Anmerkung: Ähnliches habe ich schon mal hier gepostet. Mittlerweile kann ich mein Anliegen aber besser spezifizieren

Mein Vorhaben:
Als Webentwickler arbeite ich auf verschiedenen Systemen mit Windows OS Variationen. Bisher war das zu Hause mit Vista, auf der Arbeit mit Windows 7. Und XAMPP, PHP5.x sowie PHPunit und ANT sind meine Werkzeuge mit einem lokalen xDebugging. Es war immer schon ein wenig problematisch die Systeme auf einem gleichen Level zu halten. Jetzt kommt noch ein Windows 8 Laptop dazu und es wird langsam unübersichtlich. Dabei schreibe ich meine Software immer für das produktive LINUX-System. Nun ist der Gedanke naheliegend eine Virtuelle Maschine zu schaffen, welche ein Clone der produktiven Umgebung ist und auf allen Windows Kisten immer gleich ist. So das ich auf dieser über eine SAMBA Freigabe meinen Code bearbeite und per Remote Debugging arbeite.

Lösungs-Ansatz
Die Virtuelle Maschine läuft und in der jeweiligen Windows Host ist die IP einer Domäne zugeordnet http://www.test.vbx welche auf eine IP Adresse verweist. Auf der Maschine ist alles soweit eingerichtet.
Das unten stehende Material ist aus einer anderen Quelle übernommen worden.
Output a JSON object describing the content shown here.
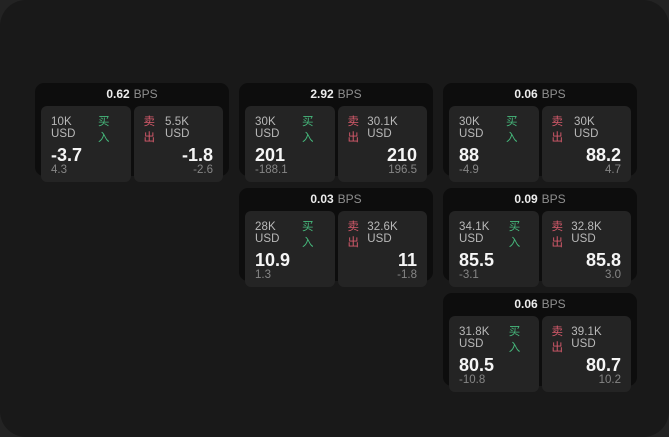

Problem: da ich mehrere Maschinen im Netz habe, führt die Vergabe von http://www.test.vbx zu einem Problem. Denn jede Maschine sollte hierbei nur auf die lokale Virtual Box zu greifen. Tatsächlich aber übernimmt der DHCP im realen Netzwerk die Kontrolle und ich bekomme dauernd Meldungen von den VB's das es IP Konflikte gibt und schlimmer noch, wenn ich auf einem Rechner die Domäne anspreche, dann lande ich auf der VB eines anderen Rechners. Wie zwinge ich die Systeme dazu den DHCP der Virtual Box Virtualisierung zu verwenden. Denn dieser ist eingerichtet, wird aber nicht verwendet.

LG deAndro....


----------



## Bullja (22. Juni 2014)

Verstehe ich es richtig, dass auf jeder Windows Maschine eine Linux VM läuft? Die Linux VM muss jeweils nur mit dem Windows Host kommunizieren um den Code zu sharen?
Falls dem so ist, dann sollte die Netzwerkadapterkonfiguration der VMs auf "Host-only adapter" eingestellt sein, damit die VM nicht mit deinem Router und somit mit den anderen Geräten kommunizieren kann.


----------



## NetBull (25. Juni 2014)

hab ich so gemacht. aber dummerweise holen die sich ihre IPs vom DHCP und der heist fritz, is doof und gibt beiden die gleiche, selbst wenn die unterschiedliche hostnamen haben


----------